Individuals should want to protect themselves, given the long-term threat to their health. An estimated 7 percent of Americans have been affected by long Covid of varying severity, and a re-infection can still set it off in those who have so far avoided it. The 1918 pandemic also caused neurological and cardiovascular problems lasting decades, and children exposed in utero suffered worse health and higher mortality than their siblings. We can expect the same from the next pandemic.

What should we learn from the past? Every pandemic we have good information about was unique. That makes information itself the most valuable commodity. We must gather it, analyze it, act upon it and communicate it.

Epidemiological information can answer the biggest question: whether to deploy society-wide public health interventions at all. But the epidemiology of the virus is hardly the only information that matters. Before Covid vaccines were available, the single drug that saved the most lives was dexamethasone. Health officials in Britain discovered its effectiveness because the country has a shared data system that enabled them to analyze the efficacy of treatments being tried around the country. We have no comparable system in the United States. We need one.

Perhaps most important, government officials and health care experts must communicate to the public effectively. The United States failed dismally at this. There was no organized effort to counter social media disinformation, and experts damaged their own credibility by reversing their advice several times. They could have avoided these self-inflicted wounds by setting public expectations properly. The public should have been told that scientists had never seen this virus before, that they were giving their best advice based on their knowledge at the time and that their advice could — and probably would — change as more information came in.
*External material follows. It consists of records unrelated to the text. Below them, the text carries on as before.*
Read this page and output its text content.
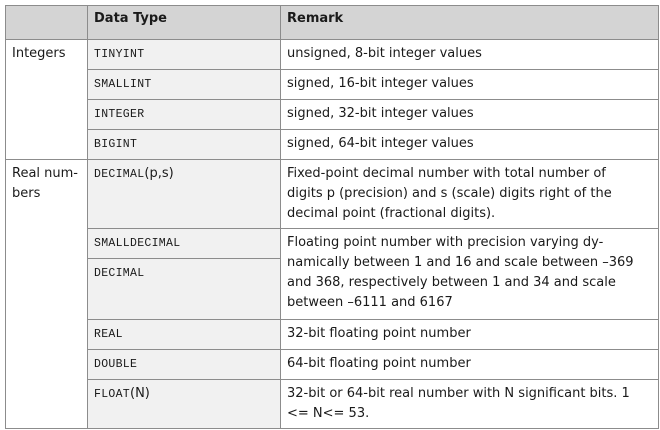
	Data Type	Remark
Integers	TINYINT	unsigned, 8-bit integer values
	SMALLINT	signed, 16-bit integer values
	INTEGER	signed, 32-bit integer values
	BIGINT	signed, 64-bit integer values
Real num-
bers	DECIMAL(p,s)	Fixed-point decimal number with total number of
digits p (precision) and s (scale) digits right of the
decimal point (fractional digits).
	SMALLDECIMAL	Floating point number with precision varying dy-
namically between 1 and 16 and scale between –369
and 368, respectively between 1 and 34 and scale
between –6111 and 6167
	DECIMAL	
	REAL	32-bit floating point number
	DOUBLE	64-bit floating point number
	FLOAT(N)	32-bit or 64-bit real number with N significant bits. 1
<= N<= 53.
Had they done this, they probably would have retained more of the public’s confidence.

Trust matters. A pre-Covid analysis of the pandemic readiness of countries around the world rated the United States first because of its resources. Yet America had the second-worst rate of infections of any high-income country.

A pandemic analysis of 177 countries published in 2022 found that resources did not correlate with infections. Trust in government and fellow citizens did. That’s the lesson we really need to remember for the next time.

John M. Barry, a scholar at the Tulane University School of Public Health and Tropical Medicine, is the author of “The Great Influenza: The Story of the Deadliest Pandemic in History.”